Даже единоличники, которые после коллективизации сохраняли прежние признаки своего крестьянского статуса, понимали, что они оказались в принципиально новых условиях, будучи объектами ограничительной политики государства. Это неоднократно подчеркивалось в «письмах во власть». «Если крестьянин не идет в колхоз, то его облагают налогом от 100 до 150 руб. и т. д. и сразу просят деньги. Если крестьянин не платит сразу денег, то продают последнюю корову или лошадь», — жаловался И. В. Сталину М. И. Данилов из Леденского района[471]. «Жизнь единоличника — насильно гонят в лес старых и малых на лесоработы, отбирают, зорят, продажа имущества до последнего», — так описывал бедственное положение крестьян И. Д. Пестерев из Кич-Городецкого района[472]. В условиях жесткого налогового и административного давления со стороны государства какая-либо активность в сфере сельскохозяйственного производства оборачивалась против самого крестьянина, то есть, по сути, утрачивался смысл самого крестьянского существования. Об этой проблеме сельского труженика точно написали в письме «отцу народов» В. Беричевский и С. Замараев из Великоустюгского района.

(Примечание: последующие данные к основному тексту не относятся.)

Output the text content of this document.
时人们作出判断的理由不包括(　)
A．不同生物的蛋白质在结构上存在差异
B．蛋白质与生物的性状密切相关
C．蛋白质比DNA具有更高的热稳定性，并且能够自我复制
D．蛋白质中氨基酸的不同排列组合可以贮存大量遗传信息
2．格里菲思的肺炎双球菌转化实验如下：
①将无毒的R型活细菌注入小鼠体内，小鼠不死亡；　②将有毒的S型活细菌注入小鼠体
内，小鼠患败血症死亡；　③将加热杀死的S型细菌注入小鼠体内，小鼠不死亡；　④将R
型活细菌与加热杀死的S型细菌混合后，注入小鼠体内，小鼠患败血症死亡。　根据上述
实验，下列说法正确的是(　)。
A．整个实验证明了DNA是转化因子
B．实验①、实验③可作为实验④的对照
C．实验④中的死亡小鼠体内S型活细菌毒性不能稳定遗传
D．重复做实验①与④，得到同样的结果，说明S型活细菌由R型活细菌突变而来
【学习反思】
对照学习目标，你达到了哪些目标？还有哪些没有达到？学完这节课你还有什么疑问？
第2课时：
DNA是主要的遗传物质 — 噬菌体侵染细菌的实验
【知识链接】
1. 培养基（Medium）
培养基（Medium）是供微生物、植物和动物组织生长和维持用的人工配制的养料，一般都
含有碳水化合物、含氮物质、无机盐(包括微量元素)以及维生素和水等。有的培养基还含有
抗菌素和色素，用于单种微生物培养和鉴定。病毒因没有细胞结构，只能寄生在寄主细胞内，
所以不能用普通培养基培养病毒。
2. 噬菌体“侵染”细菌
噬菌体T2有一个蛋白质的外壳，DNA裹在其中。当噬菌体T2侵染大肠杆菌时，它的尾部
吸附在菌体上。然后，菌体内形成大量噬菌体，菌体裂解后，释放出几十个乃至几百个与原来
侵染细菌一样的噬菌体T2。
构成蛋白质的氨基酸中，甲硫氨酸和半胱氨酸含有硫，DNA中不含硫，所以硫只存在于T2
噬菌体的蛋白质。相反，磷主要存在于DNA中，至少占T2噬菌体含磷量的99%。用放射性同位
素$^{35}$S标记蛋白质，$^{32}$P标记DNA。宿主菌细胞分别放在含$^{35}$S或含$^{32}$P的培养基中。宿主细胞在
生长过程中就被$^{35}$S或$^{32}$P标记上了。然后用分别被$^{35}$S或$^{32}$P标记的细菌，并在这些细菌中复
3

В частности, описывая практику «твердых заданий» на единоличников, они спрашивали вождя: «…стоит ли после этого улучшать свое хозяйство, то есть, стоит ли стараться распахать и засеять лишнюю полосу, выкормить лишнюю скотину?… улучшишь свое хозяйство и попадешь в твердозаданцы, так уж не лучше ли жить как попало, да лишний рубль пропить, тогда уж не оверхушат и не дадут твердого задания»[473]. Показательно, что житейским идеалом в данном письме выступает модель отношения к труду, которая ранее считалась уделом лодырей да лентяев.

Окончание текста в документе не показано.